Kenney should be making big cuts after more than a decade of runaway government spending. But by the end of his fourth year, Kenney’s budget is expected to increase the NDP’s total spending by $174 million and add over $30 billion to the government’s debt tab.
Government union bosses aren’t even close to hitting the mark.
“[The cuts are] far-reaching and far deeper than we have ever seen in this province,” said Mike Parker, president of the Health Sciences Association of Alberta.
That’s just plain false.
The only people who think the Alberta government spends and taxes too little are the people who get paid to think that. Of course, union bosses want to cover up the spending problem with higher taxes. How else would they be able to get their eight-per-cent pay hikes while hundreds of Albertans outside of government continue to be added to the ranks of the unemployed?
“These advocates want a sales tax not for society’s sake but for their own,” wrote columnist Chris Nelson. “Because, if governments manage to get their clammy paws on even more cash courtesy of ordinary Albertans … poof go those current threats of cuts, rollbacks and frozen spending.”
The opposition NDP and union bosses have painted themselves into a corner.
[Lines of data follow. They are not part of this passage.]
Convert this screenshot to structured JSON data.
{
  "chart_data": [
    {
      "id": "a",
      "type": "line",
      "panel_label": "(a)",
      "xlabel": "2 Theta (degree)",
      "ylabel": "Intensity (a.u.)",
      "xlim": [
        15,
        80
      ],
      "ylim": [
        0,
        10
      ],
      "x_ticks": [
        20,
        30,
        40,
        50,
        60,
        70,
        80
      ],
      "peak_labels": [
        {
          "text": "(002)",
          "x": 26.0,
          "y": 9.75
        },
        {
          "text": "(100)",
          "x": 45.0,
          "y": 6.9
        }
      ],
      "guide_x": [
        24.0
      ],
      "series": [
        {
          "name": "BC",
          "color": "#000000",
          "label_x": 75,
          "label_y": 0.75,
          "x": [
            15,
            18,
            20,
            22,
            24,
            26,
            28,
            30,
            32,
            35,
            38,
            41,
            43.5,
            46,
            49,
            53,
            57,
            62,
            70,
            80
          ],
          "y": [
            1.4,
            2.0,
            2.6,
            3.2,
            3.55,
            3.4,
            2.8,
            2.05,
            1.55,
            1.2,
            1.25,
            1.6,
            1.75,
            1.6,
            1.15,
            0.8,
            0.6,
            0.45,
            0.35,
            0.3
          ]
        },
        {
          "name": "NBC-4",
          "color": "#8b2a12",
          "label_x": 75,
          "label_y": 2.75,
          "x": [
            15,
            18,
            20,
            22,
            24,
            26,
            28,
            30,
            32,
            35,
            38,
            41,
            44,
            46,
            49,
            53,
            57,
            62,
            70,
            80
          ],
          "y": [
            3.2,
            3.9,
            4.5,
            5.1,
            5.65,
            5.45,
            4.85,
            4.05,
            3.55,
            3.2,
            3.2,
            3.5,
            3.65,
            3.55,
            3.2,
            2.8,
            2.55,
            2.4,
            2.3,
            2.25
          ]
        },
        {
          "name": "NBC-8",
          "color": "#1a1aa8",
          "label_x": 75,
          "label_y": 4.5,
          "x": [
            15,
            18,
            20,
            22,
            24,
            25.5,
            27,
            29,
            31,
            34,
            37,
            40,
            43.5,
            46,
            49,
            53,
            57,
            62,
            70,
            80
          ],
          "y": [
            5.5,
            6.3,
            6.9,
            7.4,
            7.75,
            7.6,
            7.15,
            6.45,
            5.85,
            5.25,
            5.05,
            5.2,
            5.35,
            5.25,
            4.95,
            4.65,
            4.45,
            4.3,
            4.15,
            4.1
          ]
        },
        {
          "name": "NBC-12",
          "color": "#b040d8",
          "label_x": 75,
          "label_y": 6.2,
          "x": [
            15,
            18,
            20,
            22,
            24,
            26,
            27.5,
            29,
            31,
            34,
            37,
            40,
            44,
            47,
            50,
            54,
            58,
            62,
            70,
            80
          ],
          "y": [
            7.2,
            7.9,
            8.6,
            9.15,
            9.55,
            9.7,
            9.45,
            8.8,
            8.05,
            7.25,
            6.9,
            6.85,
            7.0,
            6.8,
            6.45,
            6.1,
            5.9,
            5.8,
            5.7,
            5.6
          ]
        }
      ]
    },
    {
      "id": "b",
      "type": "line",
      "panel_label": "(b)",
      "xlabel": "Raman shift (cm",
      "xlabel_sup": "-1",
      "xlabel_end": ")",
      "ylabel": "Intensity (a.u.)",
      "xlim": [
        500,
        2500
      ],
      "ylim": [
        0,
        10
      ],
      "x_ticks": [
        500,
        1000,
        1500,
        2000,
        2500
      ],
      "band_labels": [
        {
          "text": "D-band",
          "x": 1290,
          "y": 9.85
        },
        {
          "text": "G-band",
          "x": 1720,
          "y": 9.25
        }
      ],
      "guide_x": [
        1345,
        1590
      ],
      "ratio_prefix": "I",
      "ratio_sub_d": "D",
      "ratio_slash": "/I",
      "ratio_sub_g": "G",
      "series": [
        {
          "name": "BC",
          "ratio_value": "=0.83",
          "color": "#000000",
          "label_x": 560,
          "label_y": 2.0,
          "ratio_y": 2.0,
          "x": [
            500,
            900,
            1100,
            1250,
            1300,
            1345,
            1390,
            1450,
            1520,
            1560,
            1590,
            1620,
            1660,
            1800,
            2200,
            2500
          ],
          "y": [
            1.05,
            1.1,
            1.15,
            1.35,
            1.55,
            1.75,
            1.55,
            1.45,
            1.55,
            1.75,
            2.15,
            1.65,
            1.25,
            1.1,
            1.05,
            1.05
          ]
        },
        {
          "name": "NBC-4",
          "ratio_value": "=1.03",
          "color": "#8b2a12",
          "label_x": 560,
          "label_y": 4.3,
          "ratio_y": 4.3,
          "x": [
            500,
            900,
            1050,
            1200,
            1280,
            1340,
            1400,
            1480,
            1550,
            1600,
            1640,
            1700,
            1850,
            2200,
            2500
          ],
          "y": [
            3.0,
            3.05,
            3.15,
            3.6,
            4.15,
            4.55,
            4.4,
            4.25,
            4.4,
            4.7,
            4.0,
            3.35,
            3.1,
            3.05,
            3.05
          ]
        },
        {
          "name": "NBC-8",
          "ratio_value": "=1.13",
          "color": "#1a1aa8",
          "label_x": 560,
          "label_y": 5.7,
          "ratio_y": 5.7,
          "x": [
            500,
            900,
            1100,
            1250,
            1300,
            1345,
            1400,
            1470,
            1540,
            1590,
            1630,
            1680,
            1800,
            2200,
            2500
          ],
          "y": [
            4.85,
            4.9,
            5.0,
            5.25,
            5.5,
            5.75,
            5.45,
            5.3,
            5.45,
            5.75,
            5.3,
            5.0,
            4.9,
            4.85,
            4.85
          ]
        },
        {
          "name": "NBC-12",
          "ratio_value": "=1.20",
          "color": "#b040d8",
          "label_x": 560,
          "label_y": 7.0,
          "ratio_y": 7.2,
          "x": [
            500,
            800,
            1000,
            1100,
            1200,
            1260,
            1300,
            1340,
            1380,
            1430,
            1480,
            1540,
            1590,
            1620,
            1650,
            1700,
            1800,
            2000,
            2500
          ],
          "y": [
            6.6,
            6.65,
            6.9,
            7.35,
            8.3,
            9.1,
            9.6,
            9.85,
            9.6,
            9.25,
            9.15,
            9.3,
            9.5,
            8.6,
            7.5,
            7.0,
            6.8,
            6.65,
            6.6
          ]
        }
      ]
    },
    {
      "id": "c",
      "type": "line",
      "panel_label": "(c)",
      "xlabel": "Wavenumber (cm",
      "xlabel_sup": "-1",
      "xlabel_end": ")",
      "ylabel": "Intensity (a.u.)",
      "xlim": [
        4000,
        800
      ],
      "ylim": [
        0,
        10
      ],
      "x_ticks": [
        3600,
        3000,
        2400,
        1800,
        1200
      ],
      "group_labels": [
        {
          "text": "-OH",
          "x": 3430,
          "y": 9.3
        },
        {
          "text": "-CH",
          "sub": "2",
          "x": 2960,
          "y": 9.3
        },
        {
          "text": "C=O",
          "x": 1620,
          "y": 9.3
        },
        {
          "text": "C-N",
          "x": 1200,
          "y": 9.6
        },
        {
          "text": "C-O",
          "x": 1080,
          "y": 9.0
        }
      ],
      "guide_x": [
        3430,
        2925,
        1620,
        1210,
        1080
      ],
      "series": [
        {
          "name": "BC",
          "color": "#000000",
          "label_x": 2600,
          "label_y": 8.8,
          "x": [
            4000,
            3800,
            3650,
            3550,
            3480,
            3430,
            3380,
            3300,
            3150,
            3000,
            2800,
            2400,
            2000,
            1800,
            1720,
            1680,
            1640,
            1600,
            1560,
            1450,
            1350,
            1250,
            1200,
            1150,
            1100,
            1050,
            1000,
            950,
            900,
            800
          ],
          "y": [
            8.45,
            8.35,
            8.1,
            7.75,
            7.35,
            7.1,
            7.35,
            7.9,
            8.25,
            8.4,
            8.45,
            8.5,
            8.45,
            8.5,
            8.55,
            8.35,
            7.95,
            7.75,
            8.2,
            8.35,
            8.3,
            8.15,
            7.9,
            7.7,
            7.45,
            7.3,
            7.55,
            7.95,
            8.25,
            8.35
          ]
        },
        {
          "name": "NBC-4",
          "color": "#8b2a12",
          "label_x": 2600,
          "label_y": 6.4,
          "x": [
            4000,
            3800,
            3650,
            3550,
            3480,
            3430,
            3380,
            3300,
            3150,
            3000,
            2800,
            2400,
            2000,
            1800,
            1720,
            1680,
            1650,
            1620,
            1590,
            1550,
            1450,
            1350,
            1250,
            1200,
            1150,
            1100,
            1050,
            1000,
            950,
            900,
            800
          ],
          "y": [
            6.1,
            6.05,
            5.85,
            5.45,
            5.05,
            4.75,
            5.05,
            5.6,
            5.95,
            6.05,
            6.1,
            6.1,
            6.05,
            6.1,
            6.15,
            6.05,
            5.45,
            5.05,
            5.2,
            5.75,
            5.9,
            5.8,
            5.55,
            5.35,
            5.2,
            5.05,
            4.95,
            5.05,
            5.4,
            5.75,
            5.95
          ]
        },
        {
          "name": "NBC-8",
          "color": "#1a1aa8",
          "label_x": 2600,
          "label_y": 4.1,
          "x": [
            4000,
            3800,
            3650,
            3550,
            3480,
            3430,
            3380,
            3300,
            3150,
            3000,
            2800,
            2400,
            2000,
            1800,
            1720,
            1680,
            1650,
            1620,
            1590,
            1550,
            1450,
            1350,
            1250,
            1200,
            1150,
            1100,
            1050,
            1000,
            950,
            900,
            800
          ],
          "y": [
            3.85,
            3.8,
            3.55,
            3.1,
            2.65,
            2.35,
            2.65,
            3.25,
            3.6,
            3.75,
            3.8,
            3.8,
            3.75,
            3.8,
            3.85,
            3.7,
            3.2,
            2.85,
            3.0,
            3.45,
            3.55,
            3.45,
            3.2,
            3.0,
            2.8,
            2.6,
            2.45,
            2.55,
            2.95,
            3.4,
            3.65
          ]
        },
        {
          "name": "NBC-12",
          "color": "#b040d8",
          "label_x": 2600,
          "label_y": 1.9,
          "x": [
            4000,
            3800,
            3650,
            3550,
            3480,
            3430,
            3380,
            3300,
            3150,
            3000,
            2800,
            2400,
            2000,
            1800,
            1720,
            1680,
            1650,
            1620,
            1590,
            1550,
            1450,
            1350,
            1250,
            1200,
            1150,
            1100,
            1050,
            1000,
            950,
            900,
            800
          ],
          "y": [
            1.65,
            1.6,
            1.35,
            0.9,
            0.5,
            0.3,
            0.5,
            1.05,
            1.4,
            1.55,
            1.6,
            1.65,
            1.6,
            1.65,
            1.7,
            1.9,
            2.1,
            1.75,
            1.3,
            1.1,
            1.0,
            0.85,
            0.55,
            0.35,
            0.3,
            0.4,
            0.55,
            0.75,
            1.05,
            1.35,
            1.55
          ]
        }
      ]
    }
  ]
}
Anything less than a major spending increase from Kenney will result in them lighting their collective hair on fire. Kenney’s not going to score any E-for-effort points with them.
But Albertans are ready for cuts. For heaven’s sake, even Quebec politicians are calling Alberta a big spender. Kenney needs to balance the books, begin paying down the debt and offer more tax relief. To do that, he’s going to have to get tougher on Alberta’s spending problem.